Últimos días de la guerra

Chalatenango. 1992.Tropas guerrilleras se concentran en puntos neutrales.
San Salvador. 1992. Tropas oficiales reciben la orden de acabar con operaciones contra insurgentes.

Así, el 17 de diciembre del 2020 dictaminó que la guerra y los acuerdos que le pusieron fin eran una “farsa”. ¿Por qué?, se preguntó y se respondió asegurando que los segundos no habían “traído ningún beneficio para el pueblo salvadoreño”. Lo expertos de la llamada “justicia transicional”, término confuso y seguramente incomprensible para las víctimas de las atrocidades ocurridas, dan cuenta de sus cuatro componentes: verdad, justicia, reparación integral y garantías de no repetición. Y manosear la historia atenta contra estos. Oculta la verdad, negándola o alterándola; impide que se imparta justicia o propicia que se retuerza; degrada la posibilidad de reparar cabalmente a las víctimas por los profundos daños que les causaron; y es, contrario a lo que debería buscarse, garantía de repetición de la barbarie.
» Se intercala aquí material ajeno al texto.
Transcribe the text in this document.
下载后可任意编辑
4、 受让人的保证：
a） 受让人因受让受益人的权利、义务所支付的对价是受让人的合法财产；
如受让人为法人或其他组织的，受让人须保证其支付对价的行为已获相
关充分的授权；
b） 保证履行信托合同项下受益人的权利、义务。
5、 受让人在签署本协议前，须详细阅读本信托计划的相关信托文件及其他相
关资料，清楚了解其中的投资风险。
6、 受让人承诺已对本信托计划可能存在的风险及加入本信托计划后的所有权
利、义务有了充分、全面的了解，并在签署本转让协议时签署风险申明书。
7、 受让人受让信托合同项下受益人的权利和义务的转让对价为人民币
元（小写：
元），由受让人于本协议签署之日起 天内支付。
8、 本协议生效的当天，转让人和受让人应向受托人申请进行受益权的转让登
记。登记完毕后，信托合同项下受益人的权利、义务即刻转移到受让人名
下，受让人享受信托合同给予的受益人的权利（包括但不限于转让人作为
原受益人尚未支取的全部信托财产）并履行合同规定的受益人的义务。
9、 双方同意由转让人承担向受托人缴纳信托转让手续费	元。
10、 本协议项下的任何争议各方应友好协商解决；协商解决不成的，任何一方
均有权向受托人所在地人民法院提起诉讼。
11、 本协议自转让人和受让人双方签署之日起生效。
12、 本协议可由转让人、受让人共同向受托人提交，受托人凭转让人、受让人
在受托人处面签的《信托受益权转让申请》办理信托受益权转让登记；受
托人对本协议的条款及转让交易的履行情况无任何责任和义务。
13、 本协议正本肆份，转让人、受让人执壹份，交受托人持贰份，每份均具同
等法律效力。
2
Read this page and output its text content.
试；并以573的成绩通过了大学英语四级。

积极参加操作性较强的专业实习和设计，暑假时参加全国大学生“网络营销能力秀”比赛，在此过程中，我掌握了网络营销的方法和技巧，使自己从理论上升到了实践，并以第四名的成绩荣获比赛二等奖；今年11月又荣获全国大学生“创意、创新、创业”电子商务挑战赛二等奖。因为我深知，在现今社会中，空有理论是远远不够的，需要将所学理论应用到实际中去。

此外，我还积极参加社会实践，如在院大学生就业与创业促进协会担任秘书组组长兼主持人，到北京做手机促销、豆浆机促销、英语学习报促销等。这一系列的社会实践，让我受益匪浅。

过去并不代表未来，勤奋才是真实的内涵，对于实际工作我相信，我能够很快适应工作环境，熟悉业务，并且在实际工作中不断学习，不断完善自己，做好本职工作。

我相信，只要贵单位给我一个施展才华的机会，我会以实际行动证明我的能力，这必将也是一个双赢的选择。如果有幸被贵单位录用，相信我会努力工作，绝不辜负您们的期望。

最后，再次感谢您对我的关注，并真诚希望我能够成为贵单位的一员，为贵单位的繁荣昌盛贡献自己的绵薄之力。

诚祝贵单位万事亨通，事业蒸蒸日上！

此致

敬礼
En la hora actual salvadoreña, pues, la perversa desmemoria inducida desde arriba y desde afuera de la real realidad nacional –esa cuyos impactos negativos los padecen las mayorías populares– nos plantea grandes desafíos abajo para mantener vivo el recuerdo de tanta dolorosa muerte. Quienes no sufrieron las desgracias de la violencia política en la década de 1970 y la suma de esta con la bélica durante la siguiente deben conocer las causas de la guerra, su desarrollo, la forma de finalizarla, lo que se debió hacer tras el cese del fuego y no se hizo, lo que sí se hizo y se tradujo en avances –pocos pero, a final de cuentas, avances– y lo que falta por hacer en estos tiempos en los que la poesía y la belleza son “extrañas palabras” según Aute; “¿serán un conjuro?”, pregunta este.

Columna guerrillera rumbo a su zona de concentración.

Pero además asegura que “hoy cualquier cerdo es capaz de quemar el Edén por cobrar un seguro”. En definitiva, eso está ocurriendo hoy en El Salvador. Por ello, más que nunca es necesario que la imaginación y la pasión se instalen sobre las burocráticas misión y visión; que la creatividad fluya y que esta influya en nuestra realidad. Y en eso, Gerardo Magallón con su obra sobre las negociaciones para finalizar los combates en mi país así como los eventos que le siguieron es –además de arte y oficio de los buenos– arma poderosa en defensa de la memoria y, bien usada, valiosa garantía contra la amnesia y la repetición de las atrocidades pasadas.

Eso son las miradas de la niñez captadas en el campo de batalla, la sonrisa chimuela del combatiente y la hermosa de la joven mutilada, el baile de las parejas combatientes, el improvisado y llanero fútbol entre rivales del mismo bando guerrero, el obispo con los comandantes y estos con los coroneles, las galas oficiales finales, la plaza en pleno festejo… Por todo esto, ¡gracias mil querido maestro Magallón!

Enero 1992. Chalatenango. Combatientes del Frente Farabundo Martí para la Liberación Nacional se concentraron en una zona neutral designada por Naciones Unidas para El Salvador, ONUSAL, en espera de ser supervisados para su desmovilización y retorno a la vida civil.